Now select the hdfs-model.py file and select Run>Run All your training should look like this

training

Back to the Edge

Now that you have a model stored on HDFS we can move it back to the edge to complete the cycle. Navigate to NiFi UI and create a new GetHDFS processor:

In Settings, Update processor name to GetModel.

Update the following processor properties:

Table 7: Update GetModel Properties

Property Value
Hadoop Configuration Resources /etc/hadoop/conf.cloudera.hdfs/core-site.xml
Directory /tmp/model
Recurse Subdirectories false

Then connect the new Processor to a new Output Port called FromHDFStoMiNiFi

your NiFi canvas should look like this

gethdfs

Now in CEM, Create a new PutFile processor

Double Click on the PutFile processor and set the following Properties

Table 10: Update PutFile Properties

Property Value
PROCESSOR NAME PutModel
Directory /tmp/fromHDFS/model/
Conflict Resolution Strategy Replace
Create Missing Directories true

Also click the boxes for Success and Failure in the AUTOMATICALLY TERMINATED RELATIONSHIPS section, then Apply

Connect the NiFi RPG to the processor, then add the ID of the NiFi Output Port you created in the previous step:

Table 9: Add Output Port ID for RPG connection

Settings Value
Source Output Port ID <NiFi-Output-port-ID>

once you are finished your flow should look like this

minifiedge

Next select Action and publish the MiNiFi flow.

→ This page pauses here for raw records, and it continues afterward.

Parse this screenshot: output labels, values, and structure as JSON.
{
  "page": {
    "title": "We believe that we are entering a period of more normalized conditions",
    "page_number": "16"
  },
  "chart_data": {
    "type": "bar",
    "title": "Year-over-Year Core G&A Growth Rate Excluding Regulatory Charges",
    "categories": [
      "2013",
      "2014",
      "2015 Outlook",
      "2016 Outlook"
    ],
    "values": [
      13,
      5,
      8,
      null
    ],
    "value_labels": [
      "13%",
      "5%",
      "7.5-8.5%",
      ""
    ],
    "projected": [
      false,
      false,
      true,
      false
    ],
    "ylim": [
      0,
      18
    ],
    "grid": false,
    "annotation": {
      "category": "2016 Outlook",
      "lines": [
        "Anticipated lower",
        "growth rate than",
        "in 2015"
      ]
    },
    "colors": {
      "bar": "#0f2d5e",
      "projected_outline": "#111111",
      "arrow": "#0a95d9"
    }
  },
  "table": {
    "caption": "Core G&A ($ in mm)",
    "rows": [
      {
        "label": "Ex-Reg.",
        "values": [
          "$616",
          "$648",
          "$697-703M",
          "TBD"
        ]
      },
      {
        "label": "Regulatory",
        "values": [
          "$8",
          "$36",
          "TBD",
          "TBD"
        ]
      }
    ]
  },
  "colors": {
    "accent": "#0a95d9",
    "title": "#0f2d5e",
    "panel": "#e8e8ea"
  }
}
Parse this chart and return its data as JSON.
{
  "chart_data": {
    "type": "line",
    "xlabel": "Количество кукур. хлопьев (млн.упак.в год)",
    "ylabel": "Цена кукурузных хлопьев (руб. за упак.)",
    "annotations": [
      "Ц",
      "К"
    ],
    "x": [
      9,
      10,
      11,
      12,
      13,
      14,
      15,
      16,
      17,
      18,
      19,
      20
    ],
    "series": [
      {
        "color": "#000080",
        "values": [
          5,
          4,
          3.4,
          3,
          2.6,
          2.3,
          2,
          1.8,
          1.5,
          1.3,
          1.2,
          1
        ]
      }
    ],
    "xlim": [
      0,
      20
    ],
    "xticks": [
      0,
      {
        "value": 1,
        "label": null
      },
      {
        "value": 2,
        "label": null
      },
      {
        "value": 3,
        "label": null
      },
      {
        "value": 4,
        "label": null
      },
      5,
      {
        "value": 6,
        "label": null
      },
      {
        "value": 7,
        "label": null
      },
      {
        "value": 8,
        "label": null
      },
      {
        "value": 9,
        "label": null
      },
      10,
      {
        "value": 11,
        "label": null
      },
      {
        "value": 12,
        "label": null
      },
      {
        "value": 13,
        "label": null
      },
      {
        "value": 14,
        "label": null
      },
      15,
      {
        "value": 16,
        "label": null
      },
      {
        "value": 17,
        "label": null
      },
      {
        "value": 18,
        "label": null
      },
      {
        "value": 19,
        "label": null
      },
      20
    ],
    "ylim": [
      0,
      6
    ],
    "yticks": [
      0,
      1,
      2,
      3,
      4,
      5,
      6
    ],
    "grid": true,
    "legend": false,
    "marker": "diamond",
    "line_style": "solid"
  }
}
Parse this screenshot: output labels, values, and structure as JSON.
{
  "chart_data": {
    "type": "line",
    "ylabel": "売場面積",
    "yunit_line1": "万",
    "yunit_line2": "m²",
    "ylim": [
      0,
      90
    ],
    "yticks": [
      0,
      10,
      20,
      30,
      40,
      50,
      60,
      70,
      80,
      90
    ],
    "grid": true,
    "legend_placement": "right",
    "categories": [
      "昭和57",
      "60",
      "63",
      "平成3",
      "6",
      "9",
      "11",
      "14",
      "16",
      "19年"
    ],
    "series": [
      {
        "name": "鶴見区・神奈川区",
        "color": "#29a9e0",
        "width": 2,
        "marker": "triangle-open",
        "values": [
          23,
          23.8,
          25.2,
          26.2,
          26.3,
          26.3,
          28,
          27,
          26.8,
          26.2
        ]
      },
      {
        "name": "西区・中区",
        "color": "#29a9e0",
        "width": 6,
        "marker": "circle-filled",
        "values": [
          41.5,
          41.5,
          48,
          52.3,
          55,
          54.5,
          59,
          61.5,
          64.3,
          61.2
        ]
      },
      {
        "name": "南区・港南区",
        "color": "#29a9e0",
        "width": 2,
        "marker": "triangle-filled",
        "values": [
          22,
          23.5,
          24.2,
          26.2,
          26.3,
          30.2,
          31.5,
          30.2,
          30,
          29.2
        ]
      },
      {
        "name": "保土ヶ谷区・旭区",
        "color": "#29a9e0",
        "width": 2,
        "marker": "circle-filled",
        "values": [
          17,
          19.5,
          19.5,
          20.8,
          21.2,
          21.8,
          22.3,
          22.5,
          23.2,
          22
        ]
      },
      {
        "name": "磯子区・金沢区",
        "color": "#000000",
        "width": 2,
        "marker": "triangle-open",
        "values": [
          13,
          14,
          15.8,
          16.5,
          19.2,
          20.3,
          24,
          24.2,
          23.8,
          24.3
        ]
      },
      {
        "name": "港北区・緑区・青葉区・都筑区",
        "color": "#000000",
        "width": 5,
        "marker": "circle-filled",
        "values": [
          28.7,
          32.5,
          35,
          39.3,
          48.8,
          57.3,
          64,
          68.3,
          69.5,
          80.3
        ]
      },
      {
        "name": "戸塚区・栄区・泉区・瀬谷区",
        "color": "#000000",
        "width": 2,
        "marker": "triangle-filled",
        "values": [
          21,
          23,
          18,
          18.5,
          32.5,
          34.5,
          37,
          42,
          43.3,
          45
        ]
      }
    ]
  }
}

Finally, open the NiFi UI and start the processors to begin the flow of the model back into the edge device.

We can simply move the model into the location where ROS is expecting it to be and run CDSV with our new AI.

Conclusion

We began the Edge to AI journey with raw data and ended with a practical Machine Learning model back into the device which was used to collect the data itself, with automation scripts we may use this model to enable the car to drive autonomously while we stream even more data to HDFS to continue the training process. Further, we may author a flow which deploys the same model across a fleet of autonomous vehicles this vehicles in turn can share the different data that they all gather to improve the model even further. With this tutorial you now know how to build your own Edge to AI cycle we are exited to see what your create with this new knowledge!.